Speaking recently at the 19th Annual Prayer and Thanksgiving Service for the Security Forces hosted recently by Northern Caribbean University (NCU), Dr Cleghorne argued that some of the internal processes in the Jamaica Constabulary Force made things more difficult for the police to effectively do their jobs.
“Use your best judgements. You should not go down for a criminal! You should stand up and face him and do what the law has allowed you to do, and do it well,” Dr Cleghorne, an international evangelist in the Seventh-day Adventist church, advised the gathering of police officers. “I remove guilt from you today. You do what you have to do, for the law will cover you,” he added.
In Dr Cleghorne’s view, the nation must apply “extreme measures for desperate times”. He referred his audience to the Singapore-Colombia model of crime management – a hard and no-tolerance approach to even the simplest of crimes. His solutions for crime in Jamaica include strict moral training and discipline for children, securing the countries ports of entry, and persistent prayer on a national level.
Focusing on Psalm 91, he made the point that ultimate security was not in the efforts of humans but in the presence and protection of God. “Outside of the presence of God there is no guarantee of true safety and security,” asserted Dr Cleghorne, who is also Site Coordinator at NCU for the Inter-American Adventist Theological Seminary.
In his remarks, President of NCU, Dr Lincoln Edwards alluded to the challenges facing law enforcement in the light of rising evil. He mentioned the rise of the black market for pharmaceuticals and the recent murder of 8-year old Chantae Skyers of Sterling Castle Heights in St. Andrew.
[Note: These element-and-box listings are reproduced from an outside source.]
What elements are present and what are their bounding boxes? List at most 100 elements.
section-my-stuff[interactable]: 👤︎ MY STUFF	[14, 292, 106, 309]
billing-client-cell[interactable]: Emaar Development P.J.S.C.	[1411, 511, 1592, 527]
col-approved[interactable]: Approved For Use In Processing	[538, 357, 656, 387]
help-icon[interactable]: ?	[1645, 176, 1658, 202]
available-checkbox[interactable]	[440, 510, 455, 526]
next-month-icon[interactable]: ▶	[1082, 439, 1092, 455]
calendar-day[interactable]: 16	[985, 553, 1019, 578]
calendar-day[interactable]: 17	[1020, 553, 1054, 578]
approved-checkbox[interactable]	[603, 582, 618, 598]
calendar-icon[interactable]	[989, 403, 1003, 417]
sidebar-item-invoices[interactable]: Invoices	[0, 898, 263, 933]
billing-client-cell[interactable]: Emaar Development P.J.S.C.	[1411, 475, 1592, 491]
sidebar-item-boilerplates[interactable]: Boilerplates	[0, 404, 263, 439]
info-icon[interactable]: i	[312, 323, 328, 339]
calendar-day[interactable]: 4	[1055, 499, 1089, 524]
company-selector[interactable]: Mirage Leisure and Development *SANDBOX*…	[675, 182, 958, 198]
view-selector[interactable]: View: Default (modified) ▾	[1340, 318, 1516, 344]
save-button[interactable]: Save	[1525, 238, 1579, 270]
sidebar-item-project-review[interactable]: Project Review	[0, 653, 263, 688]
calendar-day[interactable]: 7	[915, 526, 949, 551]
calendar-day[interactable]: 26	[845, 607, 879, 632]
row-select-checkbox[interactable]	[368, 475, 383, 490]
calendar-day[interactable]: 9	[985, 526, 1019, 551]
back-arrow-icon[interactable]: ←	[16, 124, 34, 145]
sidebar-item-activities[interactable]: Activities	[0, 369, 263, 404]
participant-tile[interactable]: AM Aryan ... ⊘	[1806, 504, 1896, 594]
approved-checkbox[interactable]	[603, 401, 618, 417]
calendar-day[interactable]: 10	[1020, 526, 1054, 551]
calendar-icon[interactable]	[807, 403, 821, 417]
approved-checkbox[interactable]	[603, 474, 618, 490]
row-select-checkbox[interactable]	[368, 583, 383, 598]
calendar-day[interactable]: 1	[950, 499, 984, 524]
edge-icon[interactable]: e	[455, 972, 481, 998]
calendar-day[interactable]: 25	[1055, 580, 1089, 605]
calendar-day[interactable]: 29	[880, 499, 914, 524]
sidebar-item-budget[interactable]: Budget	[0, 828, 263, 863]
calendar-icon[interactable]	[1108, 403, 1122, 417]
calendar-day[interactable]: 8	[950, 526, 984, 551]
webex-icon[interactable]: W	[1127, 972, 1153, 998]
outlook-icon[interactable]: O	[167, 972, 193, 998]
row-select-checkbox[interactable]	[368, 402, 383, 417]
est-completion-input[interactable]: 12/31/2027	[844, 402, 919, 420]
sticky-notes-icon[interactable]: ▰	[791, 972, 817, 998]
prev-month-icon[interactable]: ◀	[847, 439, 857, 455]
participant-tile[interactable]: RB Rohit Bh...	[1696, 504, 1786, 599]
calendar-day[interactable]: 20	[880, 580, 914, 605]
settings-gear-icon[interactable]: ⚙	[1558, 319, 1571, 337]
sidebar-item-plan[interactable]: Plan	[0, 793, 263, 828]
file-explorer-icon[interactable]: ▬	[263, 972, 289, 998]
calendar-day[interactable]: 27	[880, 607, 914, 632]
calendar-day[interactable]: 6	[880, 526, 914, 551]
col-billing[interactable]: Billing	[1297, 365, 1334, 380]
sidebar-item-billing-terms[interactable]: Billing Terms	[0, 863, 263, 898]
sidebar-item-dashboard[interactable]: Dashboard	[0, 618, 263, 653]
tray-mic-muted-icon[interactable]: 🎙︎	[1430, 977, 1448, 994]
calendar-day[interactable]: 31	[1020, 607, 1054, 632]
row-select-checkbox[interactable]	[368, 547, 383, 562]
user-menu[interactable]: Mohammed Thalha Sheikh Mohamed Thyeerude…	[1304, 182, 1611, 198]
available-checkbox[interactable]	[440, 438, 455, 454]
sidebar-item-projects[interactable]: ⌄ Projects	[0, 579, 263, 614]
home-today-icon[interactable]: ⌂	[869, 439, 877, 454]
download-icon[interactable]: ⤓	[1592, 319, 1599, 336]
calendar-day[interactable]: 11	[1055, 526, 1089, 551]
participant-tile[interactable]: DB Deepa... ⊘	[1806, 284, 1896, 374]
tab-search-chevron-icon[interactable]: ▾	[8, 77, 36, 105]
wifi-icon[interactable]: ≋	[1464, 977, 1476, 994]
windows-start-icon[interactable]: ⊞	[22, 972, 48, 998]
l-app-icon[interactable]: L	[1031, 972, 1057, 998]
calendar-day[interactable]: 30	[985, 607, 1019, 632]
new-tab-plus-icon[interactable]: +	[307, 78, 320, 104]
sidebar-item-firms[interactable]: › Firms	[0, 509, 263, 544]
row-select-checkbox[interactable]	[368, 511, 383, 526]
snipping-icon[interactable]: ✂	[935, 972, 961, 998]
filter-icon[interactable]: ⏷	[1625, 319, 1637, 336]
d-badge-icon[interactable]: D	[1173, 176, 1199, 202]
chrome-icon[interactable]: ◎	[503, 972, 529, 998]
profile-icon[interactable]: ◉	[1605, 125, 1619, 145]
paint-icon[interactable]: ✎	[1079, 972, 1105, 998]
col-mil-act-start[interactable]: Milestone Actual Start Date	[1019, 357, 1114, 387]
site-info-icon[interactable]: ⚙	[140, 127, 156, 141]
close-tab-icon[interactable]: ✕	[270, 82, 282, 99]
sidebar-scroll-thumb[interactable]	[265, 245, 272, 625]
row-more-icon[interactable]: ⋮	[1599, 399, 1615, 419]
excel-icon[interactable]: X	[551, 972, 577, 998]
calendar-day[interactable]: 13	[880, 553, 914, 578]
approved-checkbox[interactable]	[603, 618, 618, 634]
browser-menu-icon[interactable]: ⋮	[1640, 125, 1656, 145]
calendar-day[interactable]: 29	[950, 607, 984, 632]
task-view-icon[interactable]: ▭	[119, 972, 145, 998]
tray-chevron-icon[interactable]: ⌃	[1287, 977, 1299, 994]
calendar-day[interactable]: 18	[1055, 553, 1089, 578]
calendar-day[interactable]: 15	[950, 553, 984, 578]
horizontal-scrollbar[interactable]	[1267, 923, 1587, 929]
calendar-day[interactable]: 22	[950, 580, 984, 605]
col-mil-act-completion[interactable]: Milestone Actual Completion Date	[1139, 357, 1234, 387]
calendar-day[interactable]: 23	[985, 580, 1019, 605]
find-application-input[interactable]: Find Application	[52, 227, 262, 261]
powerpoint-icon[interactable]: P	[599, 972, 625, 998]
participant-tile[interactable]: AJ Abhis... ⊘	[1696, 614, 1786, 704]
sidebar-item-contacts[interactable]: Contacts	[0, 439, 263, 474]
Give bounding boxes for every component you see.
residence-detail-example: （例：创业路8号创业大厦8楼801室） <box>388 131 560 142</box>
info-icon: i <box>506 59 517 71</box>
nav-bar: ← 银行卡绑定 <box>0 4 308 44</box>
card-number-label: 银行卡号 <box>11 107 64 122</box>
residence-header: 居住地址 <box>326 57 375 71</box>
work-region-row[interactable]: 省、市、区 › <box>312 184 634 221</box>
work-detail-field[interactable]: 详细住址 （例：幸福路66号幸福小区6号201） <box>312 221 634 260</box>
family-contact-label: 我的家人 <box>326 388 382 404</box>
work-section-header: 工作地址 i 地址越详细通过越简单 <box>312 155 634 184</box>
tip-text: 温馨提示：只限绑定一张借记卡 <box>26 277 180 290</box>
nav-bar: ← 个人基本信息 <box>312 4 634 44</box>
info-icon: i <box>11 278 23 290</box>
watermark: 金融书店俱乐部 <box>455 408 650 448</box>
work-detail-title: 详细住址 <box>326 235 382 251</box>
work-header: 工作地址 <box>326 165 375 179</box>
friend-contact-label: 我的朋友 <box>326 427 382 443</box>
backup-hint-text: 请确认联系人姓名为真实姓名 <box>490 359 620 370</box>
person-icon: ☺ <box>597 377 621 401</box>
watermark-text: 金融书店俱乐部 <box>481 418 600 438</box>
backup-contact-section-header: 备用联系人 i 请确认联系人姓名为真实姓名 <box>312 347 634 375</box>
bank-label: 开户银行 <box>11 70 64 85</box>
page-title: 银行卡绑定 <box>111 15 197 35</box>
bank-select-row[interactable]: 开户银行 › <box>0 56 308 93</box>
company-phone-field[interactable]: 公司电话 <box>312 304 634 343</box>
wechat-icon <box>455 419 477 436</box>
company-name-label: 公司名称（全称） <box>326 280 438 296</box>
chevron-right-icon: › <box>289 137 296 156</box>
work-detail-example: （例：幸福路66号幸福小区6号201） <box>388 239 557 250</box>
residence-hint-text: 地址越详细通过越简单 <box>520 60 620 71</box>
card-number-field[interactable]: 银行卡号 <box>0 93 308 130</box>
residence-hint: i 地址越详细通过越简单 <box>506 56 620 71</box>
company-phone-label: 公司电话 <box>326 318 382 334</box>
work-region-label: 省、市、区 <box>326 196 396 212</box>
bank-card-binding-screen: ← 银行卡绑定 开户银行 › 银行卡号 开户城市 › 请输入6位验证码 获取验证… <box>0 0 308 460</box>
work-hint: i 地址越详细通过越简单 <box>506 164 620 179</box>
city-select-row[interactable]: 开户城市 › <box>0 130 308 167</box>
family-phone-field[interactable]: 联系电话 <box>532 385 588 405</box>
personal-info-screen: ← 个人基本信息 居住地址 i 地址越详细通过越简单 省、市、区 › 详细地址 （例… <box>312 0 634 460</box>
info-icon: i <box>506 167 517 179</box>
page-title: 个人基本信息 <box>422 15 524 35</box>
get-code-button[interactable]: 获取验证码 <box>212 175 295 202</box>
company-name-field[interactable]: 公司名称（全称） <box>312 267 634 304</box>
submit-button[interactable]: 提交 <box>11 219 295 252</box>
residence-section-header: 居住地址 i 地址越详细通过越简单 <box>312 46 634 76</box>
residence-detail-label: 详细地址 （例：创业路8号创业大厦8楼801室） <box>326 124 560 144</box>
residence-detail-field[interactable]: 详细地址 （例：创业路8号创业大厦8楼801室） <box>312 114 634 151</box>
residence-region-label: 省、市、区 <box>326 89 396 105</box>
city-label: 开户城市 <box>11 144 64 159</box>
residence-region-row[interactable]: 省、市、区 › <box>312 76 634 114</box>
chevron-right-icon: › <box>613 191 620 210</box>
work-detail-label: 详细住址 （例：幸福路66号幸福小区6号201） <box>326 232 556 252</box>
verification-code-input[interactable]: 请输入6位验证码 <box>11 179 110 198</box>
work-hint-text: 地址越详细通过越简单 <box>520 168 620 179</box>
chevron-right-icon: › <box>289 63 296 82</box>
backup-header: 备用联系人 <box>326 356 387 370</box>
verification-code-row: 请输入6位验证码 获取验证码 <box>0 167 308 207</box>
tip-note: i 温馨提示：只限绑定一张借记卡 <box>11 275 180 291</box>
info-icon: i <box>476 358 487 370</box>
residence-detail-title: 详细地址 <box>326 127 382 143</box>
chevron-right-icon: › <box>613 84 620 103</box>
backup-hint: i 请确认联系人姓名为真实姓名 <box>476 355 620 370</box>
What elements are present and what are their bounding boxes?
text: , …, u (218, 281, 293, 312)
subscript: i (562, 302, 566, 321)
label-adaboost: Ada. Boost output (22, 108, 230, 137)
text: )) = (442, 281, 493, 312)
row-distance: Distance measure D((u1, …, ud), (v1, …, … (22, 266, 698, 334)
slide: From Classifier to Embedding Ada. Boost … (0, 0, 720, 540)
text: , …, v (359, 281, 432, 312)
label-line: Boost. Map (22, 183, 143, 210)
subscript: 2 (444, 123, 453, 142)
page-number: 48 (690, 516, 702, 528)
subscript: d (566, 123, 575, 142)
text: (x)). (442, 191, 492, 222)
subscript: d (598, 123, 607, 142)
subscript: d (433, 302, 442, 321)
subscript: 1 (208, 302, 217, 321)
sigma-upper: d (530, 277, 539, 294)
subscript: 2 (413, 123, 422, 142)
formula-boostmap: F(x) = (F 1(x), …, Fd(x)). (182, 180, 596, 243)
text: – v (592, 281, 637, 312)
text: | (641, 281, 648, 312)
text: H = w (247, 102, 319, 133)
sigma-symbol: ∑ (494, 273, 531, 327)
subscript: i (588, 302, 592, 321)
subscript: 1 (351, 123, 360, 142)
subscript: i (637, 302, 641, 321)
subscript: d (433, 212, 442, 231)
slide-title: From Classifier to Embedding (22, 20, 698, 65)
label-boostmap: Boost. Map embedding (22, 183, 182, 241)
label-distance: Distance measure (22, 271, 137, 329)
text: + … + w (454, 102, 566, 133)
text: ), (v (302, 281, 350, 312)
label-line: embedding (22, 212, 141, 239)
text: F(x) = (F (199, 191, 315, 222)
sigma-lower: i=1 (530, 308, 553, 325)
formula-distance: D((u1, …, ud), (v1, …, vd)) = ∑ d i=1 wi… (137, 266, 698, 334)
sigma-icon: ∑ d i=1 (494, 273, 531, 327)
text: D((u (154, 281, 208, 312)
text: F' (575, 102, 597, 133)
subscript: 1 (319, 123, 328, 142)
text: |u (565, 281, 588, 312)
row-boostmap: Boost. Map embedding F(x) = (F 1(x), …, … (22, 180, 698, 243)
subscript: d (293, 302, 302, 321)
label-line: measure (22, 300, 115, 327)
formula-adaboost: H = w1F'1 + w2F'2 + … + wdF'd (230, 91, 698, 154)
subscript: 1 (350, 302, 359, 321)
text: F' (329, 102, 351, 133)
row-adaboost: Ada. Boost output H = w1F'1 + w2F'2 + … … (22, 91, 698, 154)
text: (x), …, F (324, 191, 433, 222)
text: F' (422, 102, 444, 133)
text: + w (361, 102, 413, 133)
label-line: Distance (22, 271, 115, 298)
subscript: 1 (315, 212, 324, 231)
The thanksgiving service was held on April 27 at NCU’s Mandeville Campus under the theme Serving Community Together for Over a Century. Police from the Jamaica Constabulary Force (JCF) Area 3, comprised of Clarendon, Manchester and St. Elizabeth, came out to worship and to support their colleagues who were receiving awards, as well as to remember officers who had died in the line of duty.
The service was sobering as security officers were reminded of their vulnerability and their need for God, even after a century of service to the community. The morning’s service brought home the fact that grief, loneliness, aloneness, suffering caused by crime and death were all part of the human experience and that security officers were not immune from such exposure.